幸か不幸か、プロイセンをこの地上に存在させ続けているのは、ドイツの意志、執着によるものだと。
「プロイセン王国解体指令」が出される以前から、すでにプロイセンという国はドイツ帝国に溶け込み、飲み込まれていた。解体も何も、国という形すらプロイセンは遙か以前に失っていたのだと。
消えるならば、WW1敗戦後のドイツ帝国分解時に消えている。それでも、プロイセンはプロイセンとして存在し続けた。

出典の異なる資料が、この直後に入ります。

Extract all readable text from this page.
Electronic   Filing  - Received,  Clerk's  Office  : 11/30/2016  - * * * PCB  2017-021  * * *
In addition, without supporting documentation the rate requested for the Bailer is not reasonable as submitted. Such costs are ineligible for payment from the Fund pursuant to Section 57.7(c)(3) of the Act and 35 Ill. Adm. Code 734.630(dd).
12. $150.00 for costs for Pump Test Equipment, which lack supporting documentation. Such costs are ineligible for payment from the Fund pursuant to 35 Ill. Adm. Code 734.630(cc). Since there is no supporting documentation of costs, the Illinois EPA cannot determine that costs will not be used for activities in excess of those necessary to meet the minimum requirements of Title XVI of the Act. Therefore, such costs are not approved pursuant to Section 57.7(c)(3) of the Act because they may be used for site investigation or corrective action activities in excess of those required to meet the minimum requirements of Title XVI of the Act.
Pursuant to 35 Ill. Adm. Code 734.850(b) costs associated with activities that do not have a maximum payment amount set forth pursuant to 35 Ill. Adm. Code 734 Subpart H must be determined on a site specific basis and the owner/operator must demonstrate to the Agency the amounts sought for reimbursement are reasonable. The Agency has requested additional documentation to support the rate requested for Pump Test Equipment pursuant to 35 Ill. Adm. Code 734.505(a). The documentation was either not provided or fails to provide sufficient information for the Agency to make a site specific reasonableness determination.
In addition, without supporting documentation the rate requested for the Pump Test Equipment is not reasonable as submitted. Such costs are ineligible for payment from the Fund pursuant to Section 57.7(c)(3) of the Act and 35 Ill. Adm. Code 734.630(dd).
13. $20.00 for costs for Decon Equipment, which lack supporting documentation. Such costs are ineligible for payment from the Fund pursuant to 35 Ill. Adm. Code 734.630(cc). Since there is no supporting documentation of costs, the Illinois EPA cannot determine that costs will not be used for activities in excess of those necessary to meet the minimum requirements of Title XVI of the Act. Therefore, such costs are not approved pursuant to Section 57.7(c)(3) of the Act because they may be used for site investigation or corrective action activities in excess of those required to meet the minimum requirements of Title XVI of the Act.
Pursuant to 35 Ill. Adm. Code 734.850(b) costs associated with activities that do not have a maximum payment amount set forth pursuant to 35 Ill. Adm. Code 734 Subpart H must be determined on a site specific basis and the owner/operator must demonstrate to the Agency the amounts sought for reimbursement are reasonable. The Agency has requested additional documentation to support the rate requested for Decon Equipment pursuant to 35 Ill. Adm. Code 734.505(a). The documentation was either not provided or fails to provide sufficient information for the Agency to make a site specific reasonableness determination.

『人の思いは何よりも強いと言われるだろう。望まれる限り人は存在し続ける。お前が望む限り、あの男は、呪いのように存在し続けるだろうな』
呪いのように…。
それは、彼を存在を望み続けることが、呪いのように彼を地上に縛り続けるということなのか。
それでも、今は兄を諦めることなど、無理だった。
それがとてつもないエゴだと言われても、諦められる訳が無かった。切り捨てるなど絶対に無理な話しだった。
「どうか、無事でいてくれ…」
両の手を握りしめ、ドイツは日が暮れていく中で壁を見詰め続けていた。
風が冷たさを増していく。それでも、ドイツはその場から動かなかった。
深夜に近い時刻になった頃、壁の向こう側でひどく懐かしい声を聞き取った。
「ゲートを開けるから、暴れるなよ! おい、ゲートを開けろ!構わないから通せ!」
そう叫ぶ声をドイツの耳はしっかりと拾っていた。
目を凝らし、向こう側のゲートの監視小屋へと目を向ければ、そこの屋根に登っている馴染み深い銀髪の頭を見付ける。
「兄…さん?」
半ば呆然と呟く。あんな所に出てくるとは思いもしなかったのだから、驚くのも当然だった。
「さっさとゲートを開け。暴動だけは起こさせるな!」
声はそういっていた。きっと、ドイツにしか聞き取れていない声。
周囲は喧噪に巻かれて何も聞こえてはいないだろう。
警備を任された軍人たちが戸惑った返答をしたのだろうか、「プロイセンの許可を得て開けたと、後で文句言われたらそう言っておけ。責任くらいとってやるよ」そんな偉そうな言葉が聞こえる。
相変わらずな物言いに、ドイツは思わず苦笑いを浮かべてしまった。
全ては、あっという間の出来事のようだった。
気付けば、プロイセンはすでにその場所から姿を消していた。
それから、程なくして、ゲートは開かれた。